To fund the initiative, the PSOJ has turned to a number of corporate sponsors, but on Thursday it will also become the pioneer of the first social initial public offering of shares via the Jamaica Social Stock Exchange.

The STAR shares will go on sale at $1 per unit. The subscription period runs from June 22 to August 18.

There is no lead broker or arranger for the IPO. Rather, the project has received the support of the Jamaica Securities Dealers Association and many of its members.

“During the lifetime of the project, STAR expects to see sustained reductions in major crime of 40 per cent in targeted communities, which all experience major crime rates higher than the national crime rate,” the prospectus noted.

Former PSOJ president Keith Duncan acts as the project sponsor and Saffrey Brown as project director.

STAR’s work will focus on 10 under-resourced communities, it said.
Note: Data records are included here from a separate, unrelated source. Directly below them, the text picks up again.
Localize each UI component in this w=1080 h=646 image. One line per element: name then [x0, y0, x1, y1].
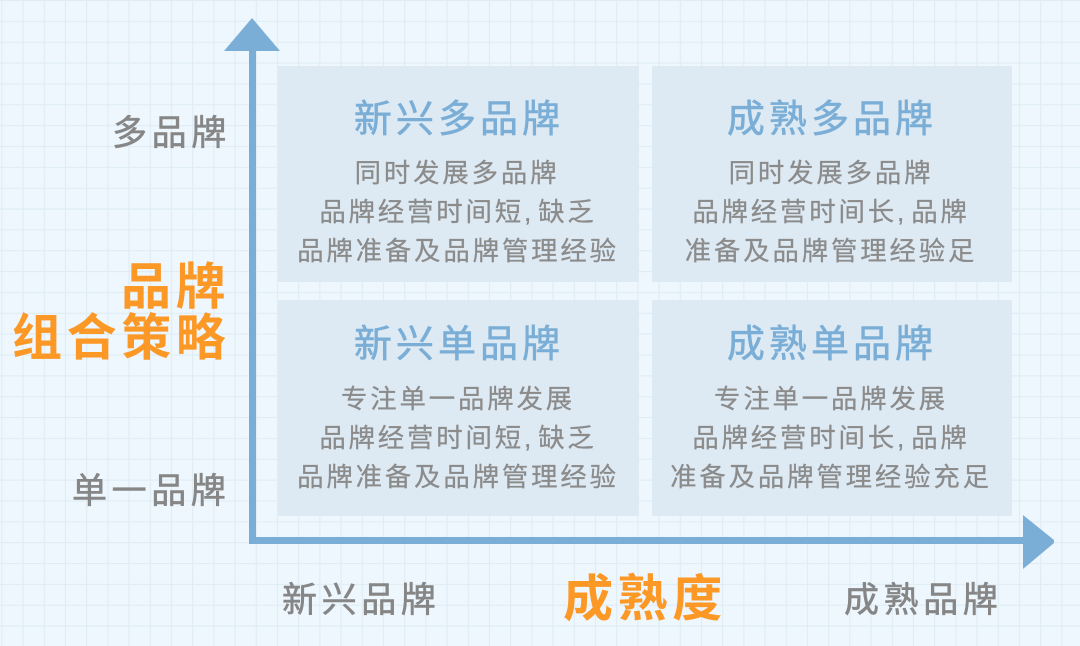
label: multi-brand: 多品牌: [112, 114, 231, 153]
text block: emerging single brand description: 品牌经营时间短,缺乏: [319, 423, 597, 453]
text block: mature multi-brand description: 同时发展多品牌: [729, 158, 933, 188]
panel: emerging multi-brand: [278, 66, 639, 282]
heading: emerging single brand: 新兴单品牌: [354, 324, 564, 366]
arrow: vertical axis: [224, 18, 280, 544]
heading: emerging multi-brand: 新兴多品牌: [354, 99, 564, 141]
label: emerging brands: 新兴品牌: [282, 581, 440, 620]
text block: emerging multi-brand description: 同时发展多品牌: [355, 158, 559, 188]
text block: emerging single brand description: 专注单一品牌发展: [341, 384, 575, 414]
heading: mature single brand: 成熟单品牌: [727, 324, 937, 366]
label: single brand: 单一品牌: [72, 472, 230, 511]
text block: mature single brand description: [670, 384, 992, 492]
panel: mature multi-brand: [652, 66, 1012, 282]
label: mature brands: 成熟品牌: [844, 581, 1002, 620]
text block: mature multi-brand description: [685, 158, 977, 266]
text block: mature multi-brand description: 准备及品牌管理经验足: [685, 236, 977, 266]
text block: emerging multi-brand description: 品牌准备及品牌管理经验: [297, 236, 619, 266]
axis title: brand portfolio strategy: 组合策略: [12, 310, 230, 366]
text block: mature single brand description: 专注单一品牌发展: [714, 384, 948, 414]
text block: emerging multi-brand description: [297, 158, 619, 266]
heading: mature multi-brand: 成熟多品牌: [727, 99, 937, 141]
axis title: maturity: 成熟度: [563, 571, 727, 627]
axis title: brand portfolio strategy: 品牌: [121, 259, 230, 315]
panel: mature single brand: [652, 300, 1012, 516]
text block: mature single brand description: 品牌经营时间长,品牌: [692, 423, 970, 453]
arrow: horizontal axis: [249, 515, 1054, 569]
axis title: brand portfolio strategy: [12, 259, 230, 366]
text block: emerging single brand description: 品牌准备及品牌管理经验: [297, 462, 619, 492]
text block: mature single brand description: 准备及品牌管理经验充足: [670, 462, 992, 492]
text block: emerging single brand description: [297, 384, 619, 492]
text block: emerging multi-brand description: 品牌经营时间短,缺乏: [319, 197, 597, 227]
panel: emerging single brand: [278, 300, 639, 516]
text block: mature multi-brand description: 品牌经营时间长,品牌: [692, 197, 970, 227]
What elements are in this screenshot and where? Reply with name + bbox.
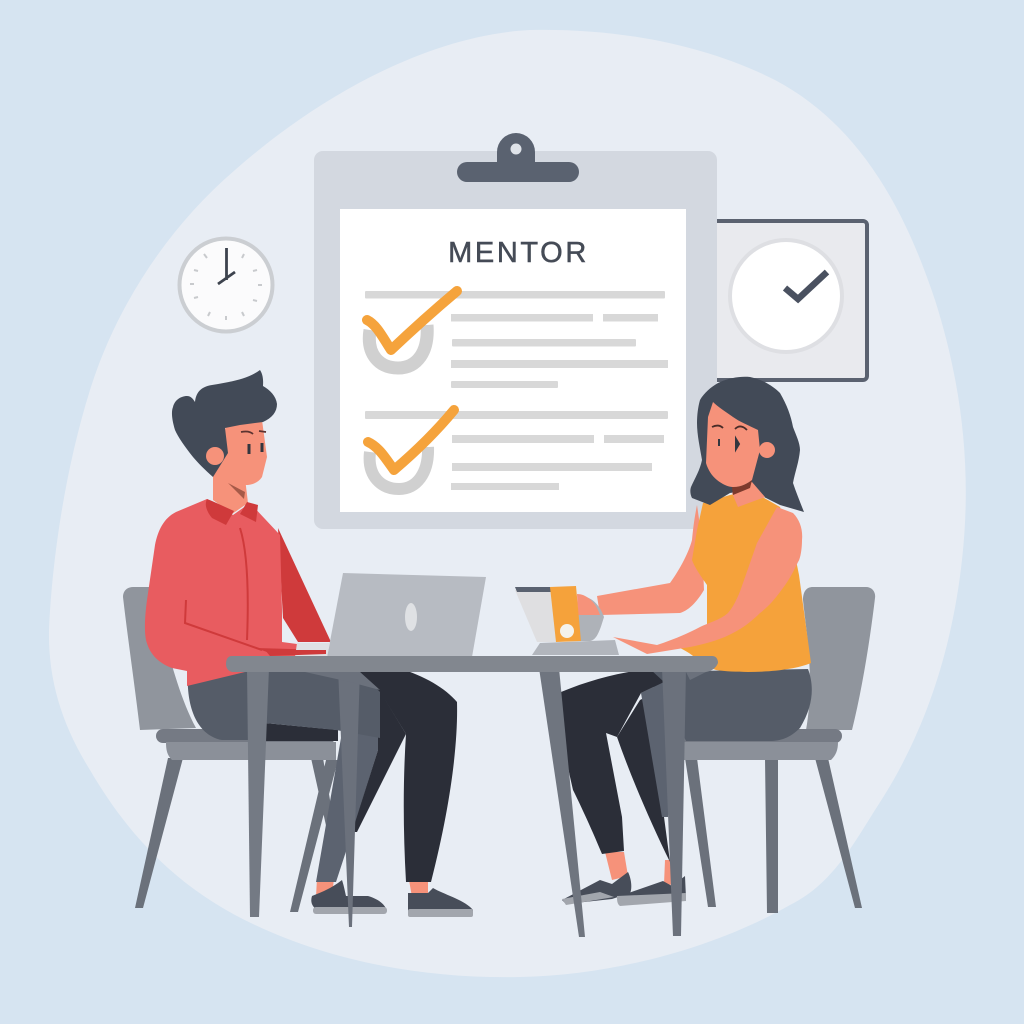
chair left — [123, 587, 338, 912]
cup handle — [578, 597, 604, 641]
cup dot — [560, 624, 574, 638]
man hand — [265, 650, 326, 656]
man hair — [172, 370, 277, 477]
man head — [213, 420, 267, 485]
man shoe right sole — [408, 909, 473, 917]
clock hands — [218, 248, 235, 284]
man cuff — [256, 648, 326, 655]
collar left — [206, 499, 234, 525]
table underside right — [686, 672, 706, 680]
woman back arm — [597, 505, 704, 615]
man face details — [241, 431, 266, 434]
chair right seat — [680, 729, 842, 743]
woman eyes — [719, 439, 739, 449]
collar right — [240, 502, 258, 522]
man front leg — [358, 668, 457, 882]
saucer — [532, 640, 619, 655]
clipboard board — [314, 151, 717, 529]
woman front leg — [561, 669, 664, 854]
clipboard — [314, 133, 717, 529]
chair left seat — [156, 729, 336, 743]
framed check clock — [700, 221, 867, 380]
orange check 1 — [367, 291, 457, 350]
orange check 2 — [368, 410, 454, 470]
man thigh — [188, 672, 380, 740]
woman thigh — [640, 669, 812, 741]
chair left seat base — [166, 742, 336, 760]
woman hand — [577, 594, 600, 615]
laptop — [265, 573, 486, 657]
laptop screen — [327, 573, 486, 657]
man shoe right — [408, 888, 473, 915]
man shoe left — [311, 880, 387, 911]
woman ear — [759, 442, 775, 458]
chin shadow — [732, 480, 752, 495]
man neck — [213, 470, 248, 514]
man shirt — [145, 499, 327, 686]
woman shoe left sole — [562, 892, 614, 905]
checkbox 2 — [368, 410, 454, 489]
cup body — [515, 587, 556, 642]
woman near arm — [613, 507, 802, 654]
table leg 1 — [247, 668, 269, 917]
clip hole — [510, 144, 522, 154]
text lines — [365, 291, 668, 490]
laptop logo — [405, 603, 417, 631]
shirt fold lines — [185, 528, 262, 650]
table leg 4 — [662, 668, 686, 936]
woman brows — [712, 426, 747, 430]
woman face — [706, 402, 760, 487]
man shoe left sole — [313, 907, 387, 914]
woman ankles — [605, 852, 673, 885]
man far leg dark — [352, 688, 406, 832]
chair right back — [803, 587, 875, 730]
woman inner thigh gray — [641, 680, 668, 817]
title: MENTOR: MENTOR — [448, 237, 589, 269]
woman — [515, 377, 812, 906]
woman shoe right sole — [617, 893, 686, 906]
man ankles — [316, 878, 428, 897]
woman hair — [690, 377, 804, 512]
table leg 3 — [539, 668, 585, 937]
chair right — [680, 587, 875, 913]
check mark on clock — [785, 272, 827, 299]
man ear — [206, 447, 224, 465]
checkbox 1 — [367, 291, 457, 368]
table — [226, 656, 718, 937]
man eyes — [249, 443, 262, 454]
woman shoe left — [562, 872, 631, 904]
chair right legs — [685, 758, 862, 913]
neck shadow — [228, 483, 245, 499]
man — [145, 370, 473, 917]
clipboard clip — [457, 133, 579, 182]
chair left legs — [135, 758, 338, 912]
woman neck — [732, 482, 765, 507]
chair right seat base — [680, 742, 838, 760]
cup band — [550, 586, 581, 642]
cup rim — [515, 587, 552, 592]
woman back leg — [617, 690, 670, 862]
man under thigh shadow — [265, 723, 338, 741]
wall clock — [180, 238, 272, 332]
woman shoe right — [617, 876, 686, 903]
woman cup and hand — [515, 586, 619, 655]
table leg 2 — [338, 668, 360, 927]
table top — [226, 656, 718, 672]
paper — [340, 209, 686, 512]
man far leg gray — [316, 700, 378, 882]
table underside left — [305, 672, 380, 690]
chair left back — [123, 587, 196, 730]
woman top — [680, 490, 811, 672]
man arm back — [278, 528, 331, 642]
laptop base — [295, 643, 330, 657]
The 6,500 jobs targeted for creation would improve employment levels by 10 per cent. It also provide support businesses that operate in the communities, and improve access to social programmes and human capital development opportunities for some 19,500 individuals, which equates to about 30 per cent of the communities, inclusive of educational support, training and certification, access to government services and improved infrastructure.

“This will contribute to safe, sustainable communities and support for national development,” STAR proclaimed in the prospectus.

The charity aims to raise $100 million from the social IPO, amid a revised budget of $400 million needed to carry through its programmes. The rest of the funds is being sought from the corporate sector, multilateral donors, and Jamaicans in the diaspora.

Over a five-year period, STAR aims to raise $2 billion, and in three of those five years, it plans to tap the JSSE for up to $650 million of the total.

Project STAR, which stands for Social Transformation and Renewal, was created by the PSOJ in partnership with the Jamaica Constabulary Force. It launched into operation last September with plans to intervene in scores of underinvested communities, including East Kingston, May Pen and Savanna-la-Mar.

In the revised funding target and timeline, laid out in the prospectus, STAR’s five-year goal remains at $2 billion, but it is going after $400 million this year, $525 million in 2024, its biggest target of $700 million in 2025, and then $225 million in 2026.